Hier was Wido Waelput, vice-president van Basell Orlen, het mee eens. Basell Orlen is leverancier van polyolefine en een van de grootste bedrijven in Polen. Volgens Waelput is het feit dat zij lokaal opereren hun sterkste troef. Hierdoor krijgt het bedrijf beter vat op de cultuur en de markt in de regio. Waelput ziet veel potentieel in Oost Europa, alleen al vanwege het feit dat de consumptie van PO in Polen 25 kilo is per hoofd van de bevolking, dat is twee keer zoveel als in het westen. Bovendien is het Bruto Nationaal Product van Oost Europa niet veel kleiner dan dat van China, je hebt dus een grote, en sterk groeiende markt letterlijk onder handbereik.
Joyce ten Holter werkt voor de EVD, agentschap van het ministerie van Economische Zaken met als doelstelling het stimuleren en faciliteren van internationaal ondernemen. Ten Holter is gespecialiseerd in Roemenië en Rusland. Onder andere via de website van de www.evd.nl[EVD], maar ook door middel van persoonlijke begeleiding kunnen Nederlandse ondernemers informatie op doen over landen waar ze mee samen zouden willen werken, en uitzoeken wat voor hen de beste match is. Deze informatievoorziening is zeer uitgebreid, zo zijn er gegevens over de economische, politieke, geografische en culturele aspecten van een land.
Oscar Brocades Zaalberg is directeur/eigenaar van ontwerp- en optimalisatiebureau BPO, en doet zaken in China en India. Hij wijst vooral op de grote culturele verschillen tussen deze landen en het westen, en raadt daarom aan lokaal een persoon in dienst te nemen, die thuis is in de plaatselijke cultuur, maar tegelijkertijd ook bekend is met westerse gebruiken. Brocades Zaalberg wijst op het feit dat er in India vooral met verouderde techniek wordt gewerkt, terwijl het in China verschilt van bar slecht tot high-tech, waardoor je veel energie moet steken in het vinden van de juiste partij. Hij benadrukt verder dat Chinezen graag zaken doen met Chinezen, terwijl Indiërs graag zaken doen met westerlingen. (Meer over de avonturen van BPO in het oosten kunt u lezen in de rubriek Made in… in Kunststof & Rubber nr. 5, mei 2006)

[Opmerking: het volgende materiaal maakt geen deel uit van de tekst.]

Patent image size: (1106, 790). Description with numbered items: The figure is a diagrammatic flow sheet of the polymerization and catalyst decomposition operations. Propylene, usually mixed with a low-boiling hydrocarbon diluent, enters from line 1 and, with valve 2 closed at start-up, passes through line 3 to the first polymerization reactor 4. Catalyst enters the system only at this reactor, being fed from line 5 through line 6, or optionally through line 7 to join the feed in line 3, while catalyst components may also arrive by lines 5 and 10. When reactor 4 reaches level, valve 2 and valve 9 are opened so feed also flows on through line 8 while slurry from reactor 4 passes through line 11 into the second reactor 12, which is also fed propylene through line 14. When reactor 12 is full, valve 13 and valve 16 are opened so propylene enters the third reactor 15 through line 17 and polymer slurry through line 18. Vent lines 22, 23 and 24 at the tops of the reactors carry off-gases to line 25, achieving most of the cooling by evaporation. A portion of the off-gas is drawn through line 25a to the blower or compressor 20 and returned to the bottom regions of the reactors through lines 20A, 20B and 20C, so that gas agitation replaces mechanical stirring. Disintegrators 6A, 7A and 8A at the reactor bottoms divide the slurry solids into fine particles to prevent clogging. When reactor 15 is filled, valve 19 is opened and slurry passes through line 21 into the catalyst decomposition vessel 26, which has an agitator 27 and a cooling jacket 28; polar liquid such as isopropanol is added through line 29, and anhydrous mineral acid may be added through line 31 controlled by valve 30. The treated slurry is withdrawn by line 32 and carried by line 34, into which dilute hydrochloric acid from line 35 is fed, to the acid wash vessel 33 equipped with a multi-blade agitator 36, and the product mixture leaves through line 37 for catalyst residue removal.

De laatste spreker was Bart Gravendeel, directeur-eigenaar van Bema Kunststoffen BV. Door de groeiende behoefte aan goedkope matrijzen is hij in Bosnië terecht gekomen. Gravendeels ervaring met het land is dat het technisch niveau redelijk is, bedrijven weinig financiële middelen hebben en dat de markt momenteel nog beperkt is. Er moet daarom worden geïnvesteerd in kwaliteitsbesef, mentaliteit, bedrijfsvoering en hardware. De redenen voor westerse bedrijven om zaken te doen met Oost Europa is om te profiteren van de groeimarkt, en klanten te volgen. Bema is in Bosnië een joint venture begonnen wat voor beide partijen het beste uitpakte. Gravendeel waarschuwt voor de hardnekkige vooroordelen die nog steeds bestaan over Bosnië. “Stel je open voor de positieve verrassingen.”
Er was helaas niet veel tijd over voor een discussie, maar de conclusies die uit de bijeenkomst kunnen worden getrokken zijn redelijk eenduidig: verdiep je in een land voordat je er heen gaat met je bedrijf, accepteer de culturele verschillen, doe zaken met lokale partijen en breng indien mogelijk je product in de regio op de markt. Bovendien leek iedereen het erover eens te zijn dat men vooral voor volumineuze, en ook high-tech producten nog steeds het beste in het westen kan blijven.